Enhanced Peak Detection Algorithm

ABSTRACT

The Seeker is seeking an algorithm for accurate, reproducible, and automatic identification and characterization of peaks in two-dimensional time series data. The data may be simple and contain a small number of fully resolved peaks or may be complex and contain hundreds (to thousands) of overlapping peaks that may or may not be fully resolved with baselines that may or may not fluctuate across the timeline. Algorithms must identify the start, end, and apex of each peak.

This is a Reduction-to-Practice Challenge that requires written documentation, output from the proposed algorithm, and submission of source code for validation upon request.

OVERVIEW

Time-series data is ubiquitous in many technical fields. Typically, this data exhibits peaks and/or valleys that convey information via their position in time, height, width, total area, etc., and in-depth analysis of the data depends on identifying and quantifying such parameters. In the most straight-forward circumstances the peak or valley features are well-defined and separated from each other so identification and quantification of the relevant parameters for each feature is relatively simple. In more complex circumstances the features overlap to varying degrees and determination of the key parameters of the features becomes much more complicated. In addition, other complicating factors may include a varying baseline and noisy data. The Seeker is interested in an automated algorithm to accurately and reproducibly identify peaks and quantify relevant parameters of the peaks in time-series data with a varying baseline containing sharp peaks that may overlap. Solvers will be provided extensive training and test data sets for development of algorithms to address this Challenge.

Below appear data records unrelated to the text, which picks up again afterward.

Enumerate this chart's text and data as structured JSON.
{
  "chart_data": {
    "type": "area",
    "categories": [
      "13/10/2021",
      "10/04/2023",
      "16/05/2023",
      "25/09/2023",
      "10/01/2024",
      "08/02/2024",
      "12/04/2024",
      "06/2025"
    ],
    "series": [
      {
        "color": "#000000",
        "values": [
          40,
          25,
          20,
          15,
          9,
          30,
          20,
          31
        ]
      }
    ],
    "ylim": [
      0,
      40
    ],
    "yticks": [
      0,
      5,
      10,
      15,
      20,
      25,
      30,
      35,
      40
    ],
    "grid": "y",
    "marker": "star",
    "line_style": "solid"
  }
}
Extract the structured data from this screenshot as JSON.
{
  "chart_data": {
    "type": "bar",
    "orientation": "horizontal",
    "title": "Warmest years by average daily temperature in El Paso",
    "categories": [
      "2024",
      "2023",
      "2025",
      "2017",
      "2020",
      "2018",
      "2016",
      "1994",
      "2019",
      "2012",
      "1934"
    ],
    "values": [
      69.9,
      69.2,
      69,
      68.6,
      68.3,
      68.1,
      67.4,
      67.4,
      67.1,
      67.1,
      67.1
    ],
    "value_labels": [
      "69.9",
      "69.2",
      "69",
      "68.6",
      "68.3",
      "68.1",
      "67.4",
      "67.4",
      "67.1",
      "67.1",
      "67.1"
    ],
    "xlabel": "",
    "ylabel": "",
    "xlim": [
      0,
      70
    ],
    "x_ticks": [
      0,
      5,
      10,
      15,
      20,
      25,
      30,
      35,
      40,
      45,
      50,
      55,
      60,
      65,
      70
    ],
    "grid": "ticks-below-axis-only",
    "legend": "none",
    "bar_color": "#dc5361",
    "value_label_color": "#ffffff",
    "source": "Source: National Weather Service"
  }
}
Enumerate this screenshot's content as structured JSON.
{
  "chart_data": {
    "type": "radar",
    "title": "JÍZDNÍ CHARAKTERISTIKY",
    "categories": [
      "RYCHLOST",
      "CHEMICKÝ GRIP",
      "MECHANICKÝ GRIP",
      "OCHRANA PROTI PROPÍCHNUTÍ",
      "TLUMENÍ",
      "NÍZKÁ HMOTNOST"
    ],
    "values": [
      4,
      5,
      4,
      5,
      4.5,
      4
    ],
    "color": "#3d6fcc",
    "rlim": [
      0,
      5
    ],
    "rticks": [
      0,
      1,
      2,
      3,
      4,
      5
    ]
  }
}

A submission to the Challenge should include the following:

1. A detailed description of the proposed solution addressing specific Technical Requirements presented in the Detailed Description of the Challenge. This should also include a thorough description of the algorithm used in the solution accompanied by a well-articulated rationale for the method employed.
2. Output from the proposed algorithm applied to a test data set. Output must be in the form described in the Detailed Description of the Challenge.  Submissions will be ranked by the Seeker based on accuracy against the test data set.
3. For the top ranked submissions, the Seeker may request source code and/or an executable with sufficient documentation to enable the Seeker to compile, execute the algorithm, and validate the method using additional validation data sets.

The Challenge award is contingent upon theoretical evaluation of the method/algorithm by the Seeker, and validation by the Seeker of the submitted reduction to practice Solution.

To receive an award, the Solvers will not have to transfer their exclusive IP rights to the Seeker. Instead, Solvers will grant to the Seeker a non-exclusive license to practice their solutions. 

Submissions to this Challenge must be received by 11:59 PM (US Eastern Time) on 07-Mar-2022.
Late submissions will not be considered.